Local sports league starts with a dream
Published: Thursday, January 31, 2013
Updated: Thursday, January 31, 2013 01:01
On Oct. 1, 2012, a team of innovative students from Oregon State University were awarded first place at the first annual Oregon Social Business challenge for their social business idea, STAR Sports. Now, four months later, these young entrepreneurs have turned that same business model into a reality.
The concept of STAR Sports began like any other business venture: with a dream. After developing a close relationship with a friend’s sister, who is affected by down-syndrome, OSU senior Alli Stangel dreamt of creating a sports league for children with physical disabilities.
Children with physical disabilities do not have as many opportunities to actively participate in sports leagues as their peers do. Often times, parents of children with disabilities tend to be more hesitant in letting their child participate because of the potential range of obstacles their child is likely to encounter.
According to the STAR Sports business proposal, the primary goal of the program is to create a fall, winter and spring sports league in Benton County for children with disabilities and their parents, who often feel isolated and alone.
“The league will provide children with disabilities the opportunity to get involved, learn new skills and develop long-term, meaningful relationships,” the proposal explains. “These programs promote healthier lifestyles and encourage children to compete to the best of their individual abilities.”
Pitching the idea at the Oregon Social Business Challenge was the first big step toward the actual establishment of STAR Sports.
“I came up with [the idea] in October, and the competition gave us momentum,” Stangel said. “We decided we wanted to get it running by the end of the year.”
Meeting that deadline came easier with the help of several OSU students and members of OSU’s student sponsored organization Enactus, which is “committed to using the power of entrepreneurial action to transform lives and shape a better, more sustainable world,” according to its national website.
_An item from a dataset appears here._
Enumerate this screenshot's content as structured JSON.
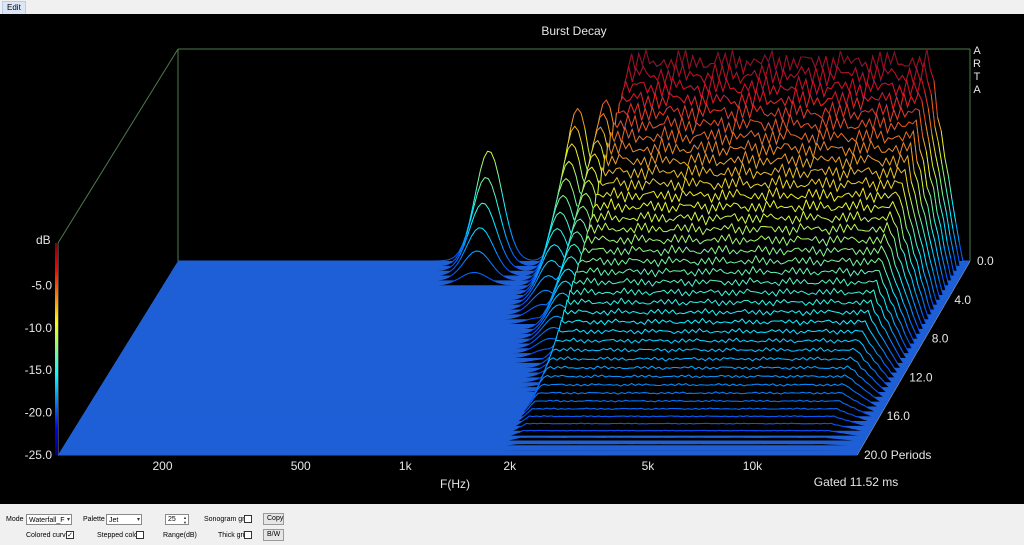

One of the the students eager to get STAR Sports running was Eric Steensen, an OSU senior majoring in exercise and sports science, who has past experience working with disabled children.
Prior to attending OSU, Steensen volunteered at the Crystal Peaks Youth Ranch in Bend, Ore., where he worked with emotionally and physically disabled children.
“At my high school there was a boy with Down’s Syndrome who was always super shy,” Steensen said. “Whenever he came to the ranch he was a completely different person, so outgoing and in his element. When I heard [about] this program I really wanted to get involved because I hoped to create that same type of environment, free of judgment.”
Steensen, who is the initiative lead for STAR Sports, has been patiently collaborating with local businesses and schools to promote the program and expand interest.
“We are reaching out to schools in Linn and Benton Counties, and getting a flyer approved to distribute to them,” Steensen said. “As well as the IMPACT [Individualized Movement and Physical Activity for Children Today] program, which extends to children on campus, Boys and Girls Club, and Special Olympics in this area.”
Corvallis Sports Park and TOPSoccer are two local businesses that have been generous in lending their support to the STAR Sports initiative.
Blake Leary of Corvallis Sports Park has offered up the CSP facility and equipment for STAR Sports to use free of charge.
“We are interested in the STAR Sports because it is a community organized program,” Leary said. “It meets a need in the community and we want to give back to groups that need help in the community. This program is right in line with our philosophy and mission statement and we hope that this becomes a long-term partnership and that this program grows.”
Lindsay Barnum, an executive member of OSU’s Enactus, has won awards working for TOPSoccer, an Oregon outreach soccer program specifically for children with disabilities. TOPSoccer has offered training materials and input on how to run the spring soccer league STAR Sports will be putting on beginning next term.
“Everybody we have talked to and reached out to has responded, whether it be parents, friends, the OSU Athletics department, or random passerbys,” Steensen said. “They all welcome the program with open arms asking if there is anything they can do.”
Since they are a non-profit social business, the program will be sustained by participant registration fees, estimated to be around $30 per child per term, or season. The fall, winter and spring seasons reflect the OSU terms in order to make volunteering more accessible to students.
STAR Sports will make its debut with the first of four open gym days for children between the ages of 7 to 14, from 4:30 to 5:30 p.m. on Feb. 7 at the Corvallis Sports Park. Open gym days are free as they hope to generate interest and create a rapport with the parents and children. Come spring term, STAR Sports will begin its spring soccer league, which will run for eight weeks and allow participants to play against each other in a structured environment.